Use bullet points generously — this is a good way to make sure that your resume flows naturally and allows HR manager to skim over the important bits. The recommended quantity of bullet points per each job experience is 3-5.
Conventional font styles are the best choice for your professional resume format. Times New Roman, Arial or Calibri are all good. By all means, avoid “fun” fonts such as Comic Sans or decorative fonts.
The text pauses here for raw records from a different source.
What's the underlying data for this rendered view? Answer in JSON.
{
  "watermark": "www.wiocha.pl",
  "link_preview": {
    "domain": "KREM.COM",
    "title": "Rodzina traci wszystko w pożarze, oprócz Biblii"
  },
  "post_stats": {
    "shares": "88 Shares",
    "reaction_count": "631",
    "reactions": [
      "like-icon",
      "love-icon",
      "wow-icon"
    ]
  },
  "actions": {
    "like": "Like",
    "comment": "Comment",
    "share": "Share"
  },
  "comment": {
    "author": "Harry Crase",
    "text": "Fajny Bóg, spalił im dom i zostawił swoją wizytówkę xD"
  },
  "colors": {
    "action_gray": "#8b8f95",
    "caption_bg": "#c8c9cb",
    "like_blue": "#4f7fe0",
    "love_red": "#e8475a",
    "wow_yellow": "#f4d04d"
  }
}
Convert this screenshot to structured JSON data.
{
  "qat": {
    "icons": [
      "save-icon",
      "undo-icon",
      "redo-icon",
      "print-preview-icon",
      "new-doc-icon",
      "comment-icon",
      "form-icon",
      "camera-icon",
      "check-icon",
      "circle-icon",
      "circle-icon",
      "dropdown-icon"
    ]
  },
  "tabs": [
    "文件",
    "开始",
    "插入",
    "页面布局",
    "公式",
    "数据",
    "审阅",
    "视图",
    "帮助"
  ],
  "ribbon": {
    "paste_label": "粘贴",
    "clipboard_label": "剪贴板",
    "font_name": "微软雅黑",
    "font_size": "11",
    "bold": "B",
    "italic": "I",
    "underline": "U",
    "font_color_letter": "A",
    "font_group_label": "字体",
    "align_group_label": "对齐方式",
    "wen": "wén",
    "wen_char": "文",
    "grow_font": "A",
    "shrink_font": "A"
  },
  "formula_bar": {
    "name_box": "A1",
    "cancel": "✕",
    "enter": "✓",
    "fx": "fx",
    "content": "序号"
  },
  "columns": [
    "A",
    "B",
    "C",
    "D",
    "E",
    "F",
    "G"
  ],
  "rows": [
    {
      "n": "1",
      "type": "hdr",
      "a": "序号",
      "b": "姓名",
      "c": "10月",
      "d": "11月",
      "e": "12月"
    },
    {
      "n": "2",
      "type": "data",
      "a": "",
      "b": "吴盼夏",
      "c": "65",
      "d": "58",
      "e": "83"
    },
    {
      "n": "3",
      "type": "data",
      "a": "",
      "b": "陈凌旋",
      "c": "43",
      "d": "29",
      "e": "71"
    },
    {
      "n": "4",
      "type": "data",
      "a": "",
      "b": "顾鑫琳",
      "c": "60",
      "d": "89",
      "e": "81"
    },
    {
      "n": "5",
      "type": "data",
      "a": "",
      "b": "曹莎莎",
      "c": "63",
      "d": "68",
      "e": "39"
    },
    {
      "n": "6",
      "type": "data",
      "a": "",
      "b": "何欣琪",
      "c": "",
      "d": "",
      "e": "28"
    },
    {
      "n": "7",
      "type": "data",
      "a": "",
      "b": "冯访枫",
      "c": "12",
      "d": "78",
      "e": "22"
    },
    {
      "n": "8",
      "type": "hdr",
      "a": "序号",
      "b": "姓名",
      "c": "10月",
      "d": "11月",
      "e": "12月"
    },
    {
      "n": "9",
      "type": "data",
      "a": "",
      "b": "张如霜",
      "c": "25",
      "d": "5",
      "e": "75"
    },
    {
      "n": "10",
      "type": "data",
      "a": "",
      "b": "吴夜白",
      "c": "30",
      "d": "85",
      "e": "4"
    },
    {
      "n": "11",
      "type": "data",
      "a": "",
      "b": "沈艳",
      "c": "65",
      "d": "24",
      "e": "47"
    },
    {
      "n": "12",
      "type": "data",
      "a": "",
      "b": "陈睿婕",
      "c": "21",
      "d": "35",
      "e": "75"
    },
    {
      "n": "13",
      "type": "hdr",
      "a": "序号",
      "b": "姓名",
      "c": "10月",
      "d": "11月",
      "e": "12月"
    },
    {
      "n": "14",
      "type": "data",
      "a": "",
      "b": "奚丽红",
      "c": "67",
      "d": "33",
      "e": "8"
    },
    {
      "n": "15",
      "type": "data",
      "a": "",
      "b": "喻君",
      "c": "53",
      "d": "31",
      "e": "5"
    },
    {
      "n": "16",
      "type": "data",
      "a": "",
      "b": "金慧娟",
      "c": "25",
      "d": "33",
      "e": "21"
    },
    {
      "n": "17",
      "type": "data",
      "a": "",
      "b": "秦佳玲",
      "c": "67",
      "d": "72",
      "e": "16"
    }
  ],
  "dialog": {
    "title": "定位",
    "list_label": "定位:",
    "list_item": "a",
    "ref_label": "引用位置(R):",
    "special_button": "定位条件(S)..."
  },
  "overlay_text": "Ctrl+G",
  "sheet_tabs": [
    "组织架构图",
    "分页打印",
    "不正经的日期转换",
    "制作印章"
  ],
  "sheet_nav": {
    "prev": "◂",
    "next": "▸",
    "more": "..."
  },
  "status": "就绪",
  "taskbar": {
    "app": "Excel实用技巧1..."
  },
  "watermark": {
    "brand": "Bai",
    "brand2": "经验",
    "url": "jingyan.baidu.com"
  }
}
Use no more than 3 font sizes across your entire resume. Your name at the top can be the largest font size, for example, 16 pt. Each job title should go for 14 pt and achievements or smaller detail should be sized at 12 pt. Do not go with font less than 11 pt. Also, make sure to use bolding where appropriate to draw focus to important details. As for the spacing, aim at 1.2 or 1.5 lines so that your resume doesn’t look “padded”, especially if you are a recent graduate.
… Or you may just trust the online resume builder of your choice to make a proper font suggestion.
Resume Format and Structure
A typical resume begins with your contact details and then proceeds to your summary. Depending on your work history you can list your job experiences in a reverse-chronological format, starting with your most recent job or you may group your jobs depending on the relevance to the job advertisement.
Following the job experience, there’s a section on your educational background. Here you can list any professional courses and training you have undertaken, following with university or college details.
The perfect example should contain as much information as you can fit into a 2-page package. All of this info must relate directly to the job you are applying so leave out things like hobbies, interests and unrelated experience. This will keep your resume example from looking overwhelming as if you are trying too much.
Here you can find a clear and logical CV layout which demonstrates that it is very important to optimize for both function and style. When your potential employers start combing through their piles of resumes, having an eye-catching resume with our CV format tips can mean the difference between getting an interview or getting lost in the pile of “thank you but no thanks”.